For the second option, IO#write
is one example; The receiver is the destination of writing.
The puts
without an explicit receiver is actually Kernel#puts
, and takes neither of the two as the arguments; it is an example of the third option; you are correct to point out that this is not so OOP, but Matz especially provided the Kernel
module to be able to do things like this: a function-style method.
The first option is what you are expecting; it is nothing wrong. It happens that there is no well known method of this type, but it was proposed in the Ruby core by one of the developers, but unfortunately, it did not make it. Actually, I felt the same thing as you, and have something similar in my personal library called Object#intercept
. A simplified version is this:
class Object
def intercept
tap{|x| p x}
end
end
:foo.intercept # => :foo
You can replace p
with puts
if you want.
Upvotes: 0
Reputation: 230461
I would have expected the output command to be a message passed to the string object, i.e. calling a method from the string class, hence str.puts
This is incorrect expectation, let's start with that. Why would you tell a string to puts
itself? What would it print itself to? It knows nothing (and should know nothing) of files, I/O streams, sockets and other places you can print things to.
When you say puts str
, it's actually seen as self.puts str
(implicit receiver). That is, the message is sent to the current object.
Now, all objects include Kernel
module. Therefore, all objects have Kernel#puts in their lists of methods. Any object can puts
(including current object, self
).
As the doc says,
puts str
is translated to
$stdout.puts str
That is, by default, the implementation is delegated to standard output (print to console). If you want to print to a file or a socket, you have to invoke puts
on an instance of file or socket classes. This is totally OO.
Upvotes: 8
Reputation: 327
puts is a method on an output streams e.g.

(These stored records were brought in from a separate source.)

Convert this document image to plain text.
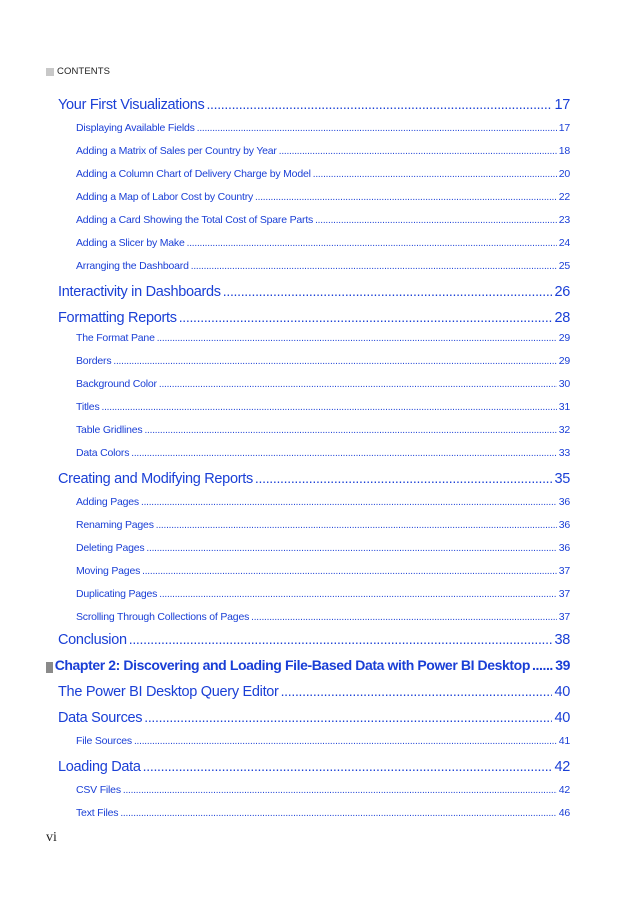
CONTENTS
Your First Visualizations .....	17
Displaying Available Fields .....	17
Adding a Matrix of Sales per Country by Year .....	18
Adding a Column Chart of Delivery Charge by Model .....	20
Adding a Map of Labor Cost by Country .....	22
Adding a Card Showing the Total Cost of Spare Parts .....	23
Adding a Slicer by Make .....	24
Arranging the Dashboard .....	25
Interactivity in Dashboards .....	26
Formatting Reports .....	28
The Format Pane .....	29
Borders .....	29
Background Color .....	30
Titles .....	31
Table Gridlines .....	32
Data Colors .....	33
Creating and Modifying Reports .....	35
Adding Pages .....	36
Renaming Pages .....	36
Deleting Pages .....	36
Moving Pages .....	37
Duplicating Pages .....	37
Scrolling Through Collections of Pages .....	37
Conclusion .....	38
Chapter 2: Discovering and Loading File-Based Data with Power BI Desktop ..... 39
The Power BI Desktop Query Editor .....	40
Data Sources .....	40
File Sources .....	41
Loading Data .....	42
CSV Files .....	42
Text Files .....	46
vi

$stdout.puts("this", "is", "a", "test")
Upvotes: 2
Reputation: 62668
Ruby isn't entirely OO (for example, methods are not objects), but in this case, it is. puts
is Kernel#puts
, which is shorthand for $stdout.puts
. That is, you're calling the puts
method of the $stdout
stream and passing a string as the parameter to be output to the stream. So, when you call
puts "foo"
You're really calling:
$stdout.puts("foo")
Which is entirely consistent with OO.